I think part of the problem is that we forgot how and why to build plug-in systems when we moved to the web. Another issue is that Wasm is more than just a plug-in system and it can be tough to express how and what the use cases are exactly.
Instead of enumerating all the possible things you could do with Wasm, I wanted to attempt to distill the use cases to their simplest form, like a pattern. This pattern doesn’t cover everything, but it focuses on what I have said is the most compelling and differentiating property of Wasm: its sandboxing capabilities.
Application = Computation & Data
An application is, in its simplest form, two things: compute and data. Modern applications are themselves composed of many other applications, all of which exist across the internet and belong to different organizations. Each of these applications also have their own code and their own data.
Moving Data to Compute
The primary way we “integrate” these applications is by moving data from one application which owns it to the computation that needs it.
Let’s say one of our applications we are integrating with is Stripe. We might make HTTP calls to their API and do something with, or store, the result as data. Or they might, unprompted, send us a data payload representing an event in their system (a webhook).
There are many downsides to doing things this way. A couple examples:
- Data Governance
- Once the data leaves your system, you’ve lost control of it. And remember, these applications are spread out through space which includes multiple legal jurisdictions.
- High Latency & Low Reliability
- If an event occurs and the compute needed to handle it belongs to a company across the world, how can you resolve the event in a timely and reliable manner?
Moving Compute to Data
The other option is to move the compute to the data.
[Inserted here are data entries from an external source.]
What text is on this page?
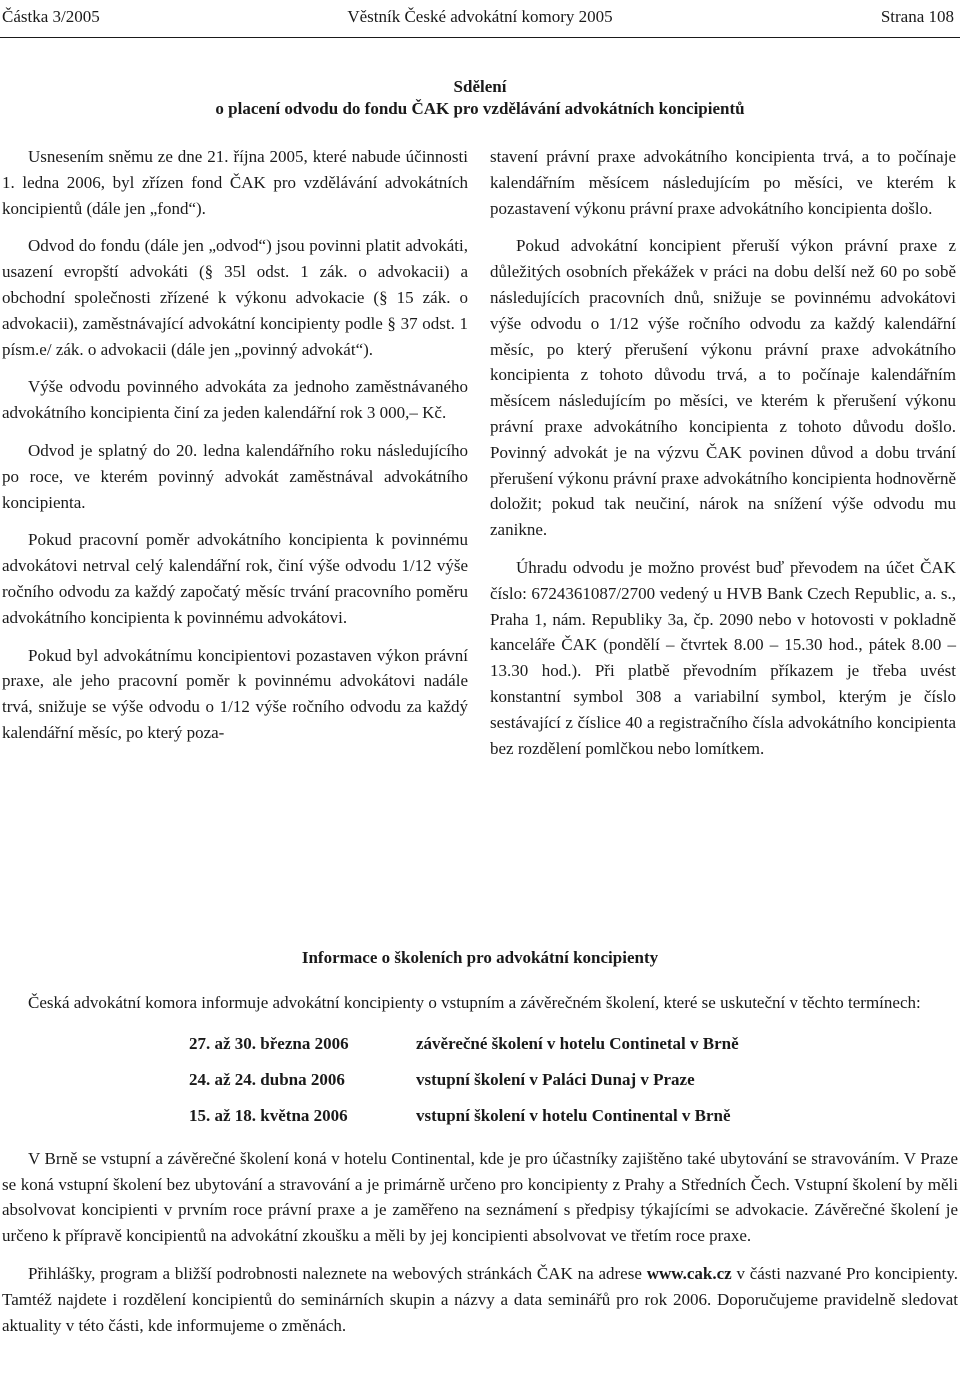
Částka 3/2005	Věstník České advokátní komory 2005	Strana 108
Sdělení
o placení odvodu do fondu ČAK pro vzdělávání advokátních koncipientů

Usnesením sněmu ze dne 21. října 2005, které nabude účinnosti 1. ledna 2006, byl zřízen fond ČAK pro vzdělávání advokátních koncipientů (dále jen „fond“).

Odvod do fondu (dále jen „odvod“) jsou povinni platit advokáti, usazení evropští advokáti (§ 35l odst. 1 zák. o advokacii) a obchodní společnosti zřízené k výkonu advokacie (§ 15 zák. o advokacii), zaměstnávající advokátní koncipienty podle § 37 odst. 1 písm.e/ zák. o advokacii (dále jen „povinný advokát“).

Výše odvodu povinného advokáta za jednoho zaměstnávaného advokátního koncipienta činí za jeden kalendářní rok 3 000,– Kč.

Odvod je splatný do 20. ledna kalendářního roku následujícího po roce, ve kterém povinný advokát zaměstnával advokátního koncipienta.

Pokud pracovní poměr advokátního koncipienta k povinnému advokátovi netrval celý kalendářní rok, činí výše odvodu 1/12 výše ročního odvodu za každý započatý měsíc trvání pracovního poměru advokátního koncipienta k povinnému advokátovi.

Pokud byl advokátnímu koncipientovi pozastaven výkon právní praxe, ale jeho pracovní poměr k povinnému advokátovi nadále trvá, snižuje se výše odvodu o 1/12 výše ročního odvodu za každý kalendářní měsíc, po který poza-

stavení právní praxe advokátního koncipienta trvá, a to počínaje kalendářním měsícem následujícím po měsíci, ve kterém k pozastavení výkonu právní praxe advokátního koncipienta došlo.

Pokud advokátní koncipient přeruší výkon právní praxe z důležitých osobních překážek v práci na dobu delší než 60 po sobě následujících pracovních dnů, snižuje se povinnému advokátovi výše odvodu o 1/12 výše ročního odvodu za každý kalendářní měsíc, po který přerušení výkonu právní praxe advokátního koncipienta z tohoto důvodu trvá, a to počínaje kalendářním měsícem následujícím po měsíci, ve kterém k přerušení výkonu právní praxe advokátního koncipienta z tohoto důvodu došlo. Povinný advokát je na výzvu ČAK povinen důvod a dobu trvání přerušení výkonu právní praxe advokátního koncipienta hodnověrně doložit; pokud tak neučiní, nárok na snížení výše odvodu mu zanikne.

Úhradu odvodu je možno provést buď převodem na účet ČAK číslo: 6724361087/2700 vedený u HVB Bank Czech Republic, a. s., Praha 1, nám. Republiky 3a, čp. 2090 nebo v hotovosti v pokladně kanceláře ČAK (pondělí – čtvrtek 8.00 – 15.30 hod., pátek 8.00 – 13.30 hod.). Při platbě převodním příkazem je třeba uvést konstantní symbol 308 a variabilní symbol, kterým je číslo sestávající z číslice 40 a registračního čísla advokátního koncipienta bez rozdělení pomlčkou nebo lomítkem.

Informace o školeních pro advokátní koncipienty

Česká advokátní komora informuje advokátní koncipienty o vstupním a závěrečném školení, které se uskuteční v těchto termínech:

27. až 30. března 2006	závěrečné školení v hotelu Continetal v Brně
24. až 24. dubna 2006	vstupní školení v Paláci Dunaj v Praze
15. až 18. května 2006	vstupní školení v hotelu Continental v Brně

V Brně se vstupní a závěrečné školení koná v hotelu Continental, kde je pro účastníky zajištěno také ubytování se stravováním. V Praze se koná vstupní školení bez ubytování a stravování a je primárně určeno pro koncipienty z Prahy a Středních Čech. Vstupní školení by měli absolvovat koncipienti v prvním roce právní praxe a je zaměřeno na seznámení s předpisy týkajícími se advokacie. Závěrečné školení je určeno k přípravě koncipientů na advokátní zkoušku a měli by jej koncipienti absolvovat ve třetím roce praxe.

Přihlášky, program a bližší podrobnosti naleznete na webových stránkách ČAK na adrese www.cak.cz v části nazvané Pro koncipienty. Tamtéž najdete i rozdělení koncipientů do seminárních skupin a názvy a data seminářů pro rok 2006. Doporučujeme pravidelně sledovat aktuality v této části, kde informujeme o změnách.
This isn’t a new idea and is used frequently in the “big data” world. One example that comes top of mind is Apache Hadoop.
But why is this so rare in the web-development world? The primary issue again comes down to isolation. All of these cloud applications are multi-tenant. Shipping code to Stripe for them to run on our behalf when a customer event happens opens them up many risks. If we ship them Ruby code to run in their Rails application, what is to stop us from extracting secrets or data from them or their customers? The current solutions for isolation, e.g. a container, are too heavyweight for most of these scenarios. Imagine if we must send over a whole OS and VM to Stripe so they can boot it up and decide what discounts to apply to an invoice. The result has been that the downsides of sharing data are less than the downsides of sharing compute.
Wasm Makes This Option Viable
Of course, I think Wasm has changed the balance here. We can easily accept Wasm modules from our partners because they are small, fast, isolated, language independent, and can be run in process. They present as a function to the host developer and are easy to invoke. Because you control the whole world as the host, you can also ensure some level of determinism and reliability as well.
What Does the Future Look Like?
So, should we move all our applications to this new model? Not necessarily. But what we need to do is take stock of the last 20 years of development and ask ourselves what is possible now that we have this option.